Approach is to use Siamese network. Let the embeddings of two questions be passed through the same network and then concatenate them and apply sigmoid at the end to get an output. For embeddings, GloVe embeddings have been used.
Why the Siamese network? A siamese network is when two different inputs go through the exact same neural network and finally the end-feature vectors that come out of them are merged or compared. In face recognition, a siamese network is often used to tell if two face pictures are of the same person or different persons. Here, once we'll have embeddings of the text, we could use a similar approach.
predict.py : To make a prediction
train_model.py : To train the model
quora-question-pairs.ipynb : The jupyter notebook that contains all the steps I followed to finally create the model
dictionary.json : This contains word indices built from tokenizing all the questions in the training set
train.csv : The training file provided
requirements.txt : For installing all requirements to run this project
model.json : The keras model which is finally used.

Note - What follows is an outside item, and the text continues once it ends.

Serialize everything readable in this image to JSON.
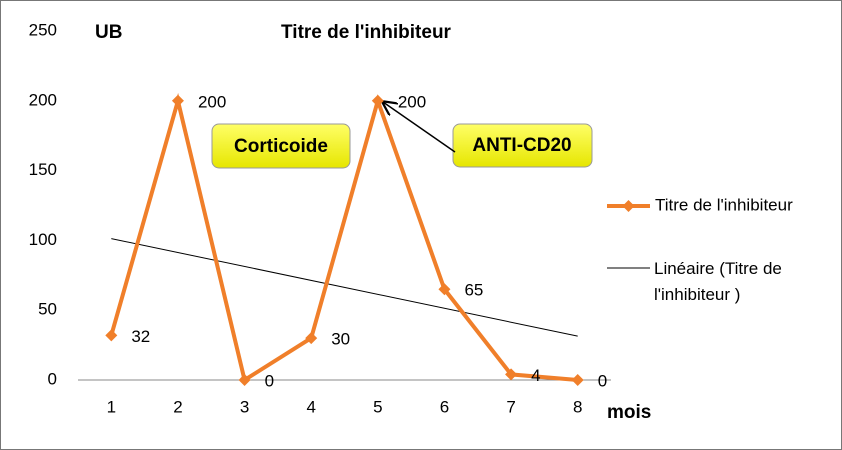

This is loaded when you run predict.py
The weights file is available here. After downloading, put it in the same directory as these files.
How to run?
pip install -r requirements.txt
It may take a while. This is not required as I've provided the weights file and you could just use that and directly use predict.py to make a prediction.
predict.py has been made as a CLI tool. So, you could type
python predict.py --help and it would return you all the commands and options you can have.
Right now, it is super-limited (read hardcoded). This will change in future though to allow for custom model and custom weights to be used.
python predict.py find_if_duplicate_questions --ques1 "What's R programming?" --ques2 "What's R in programming?"
How it can improve?
- For the reasons of training take a long time, I reduced the number and types of layers in the architecture. Ideally, if we could add another shared LSTM and dropout and then have a bunch of groups of [Dense, Dropout, BatchNormalization] layers then that would probably improve the model by a lot.
- Instead of concatenating the final feature vectors of both, find dot product / cosine similarity between them and let that be last layer
- Train for more epochs. I was able to train only for 10 epochs as that itself took a long time.